More than 15 journalists – reporters and photographers -- are still in dentention awaiting trial, according to the Burma Media Association. Most are accused of publishing material on the conditions in the cyclone-devasted area and pointing out inadequacies of the relief effort. Several other bloggers are also awaiting trial.

“The sentencing of the 88 activists and the further arrests in recent days -- of journalists, bloggers and forced labour complainants -- is further evidence of the extent to which conditions in this country are deteriorating in terms of basic political freedoms,” a western diplomat based in Rangoon said on condition of anonymity. “It clearly shows what we can expect in 2010.”


Page 4 of 4



But above all the junta is deliberately snubbing the UN and the international community. In recent weeks the regime has been urged to honor its promises to release all political prisoners, including Aung San Suu Kyi, in the runup to the 2010 elections. The UN human rights rapporteur recently put forward several suggestions on how to make the election internationally credible – including the release of political prisoners and allowing the political parties to operate normally, free of harrassment and intimidation.

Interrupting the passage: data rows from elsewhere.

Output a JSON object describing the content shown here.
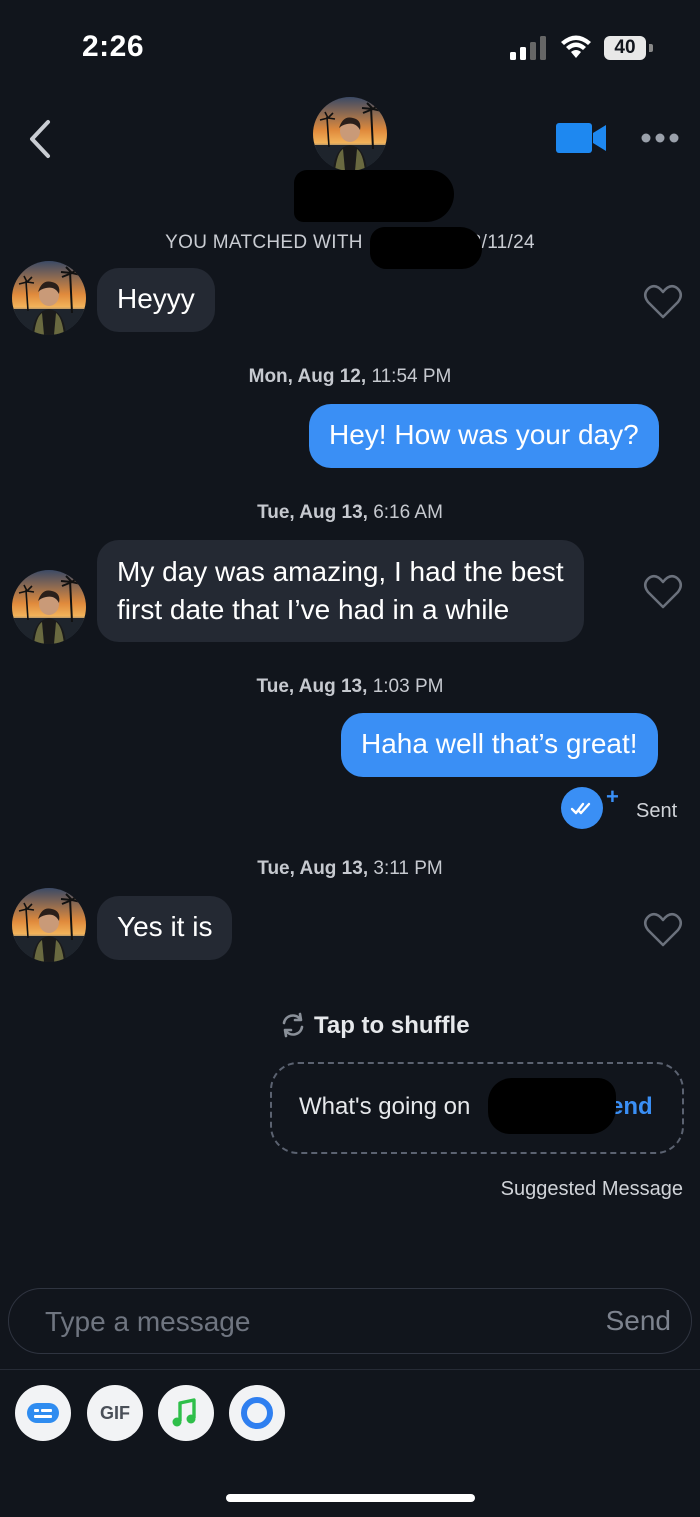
{
  "status_bar": {
    "time": "2:26",
    "battery": "40"
  },
  "header": {
    "back_icon": "chevron-left-icon",
    "video_icon": "video-camera-icon",
    "more_icon": "more-horizontal-icon",
    "match_prefix": "YOU MATCHED WITH",
    "match_date_suffix": "3/11/24"
  },
  "messages": [
    {
      "type": "in",
      "text": "Heyyy"
    },
    {
      "type": "timestamp",
      "date": "Mon, Aug 12,",
      "time": "11:54 PM"
    },
    {
      "type": "out",
      "text": "Hey! How was your day?"
    },
    {
      "type": "timestamp",
      "date": "Tue, Aug 13,",
      "time": "6:16 AM"
    },
    {
      "type": "in",
      "lines": [
        "My day was amazing, I had the best",
        "first date that I’ve had in a while"
      ]
    },
    {
      "type": "timestamp",
      "date": "Tue, Aug 13,",
      "time": "1:03 PM"
    },
    {
      "type": "out",
      "text": "Haha well that’s great!",
      "status": "Sent"
    },
    {
      "type": "timestamp",
      "date": "Tue, Aug 13,",
      "time": "3:11 PM"
    },
    {
      "type": "in",
      "text": "Yes it is"
    }
  ],
  "suggestion": {
    "shuffle_label": "Tap to shuffle",
    "text": "What's going on",
    "send_label": "Send",
    "caption": "Suggested Message"
  },
  "composer": {
    "placeholder": "Type a message",
    "send_label": "Send"
  },
  "toolbar": {
    "items": [
      {
        "icon": "sticker-card-icon"
      },
      {
        "label": "GIF"
      },
      {
        "icon": "music-note-icon"
      },
      {
        "icon": "ring-icon"
      }
    ]
  },
  "colors": {
    "background": "#11151c",
    "incoming_bubble": "#242933",
    "outgoing_bubble": "#3a8ff5",
    "accent": "#3a8ff5"
  }
}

The regime’s clear response has been to lock up even more political activists. The number of political prisoners in Burma’s jails has more than doubled to well over 1,000, according to both the UN and Amnesty International. There are perhaps more political prisoners now than anytime since 1988, according to Amnesty International. And all this comes during a time when there is far more engagement between Burma and the international community, especially the UN, than ever before. The UN rapporteur for human rights in Burma, Tomas Ojea Quintana, visited in early August and the UN special envoy Gambari has made two visits so far thos year. Some of the highest-level UN visits have also taken place – with John Holmes (in charge of the UN’s humanitarian ope4rtions), Noleen Heyzer (head of the regional UN office ESCAP) and even the Secretary General, Ban K-moon himself visiting the country – albeit related to the UN response to the devastion wrought by Cyclone Nargis in May.

The international community can no longer cooperate with the junta on humanitarian issues related to the cyclone and turn a blind eye to the political crisis. The regime remains set in its military mentality. Burma has been under military rule of one form or another since 1962. Although the generals may have scheduled elections in 2010, as one of the final stages in its seven-step "roadmap to democracy", it is obvious that it is merely a ploy to maintain power and control over the country.

Everyone who is opposed to the roadmap and the constitution the regime forced through a referendum by intimidation and manipulation, is being targeted.
“It’s business as usual,” Zawacki said. “There is no shift in practice – they are using draconian prison sentences to warn people not to stand up to the regime, all that’s changed is their rhetoric – there’s no roadmap to political change.”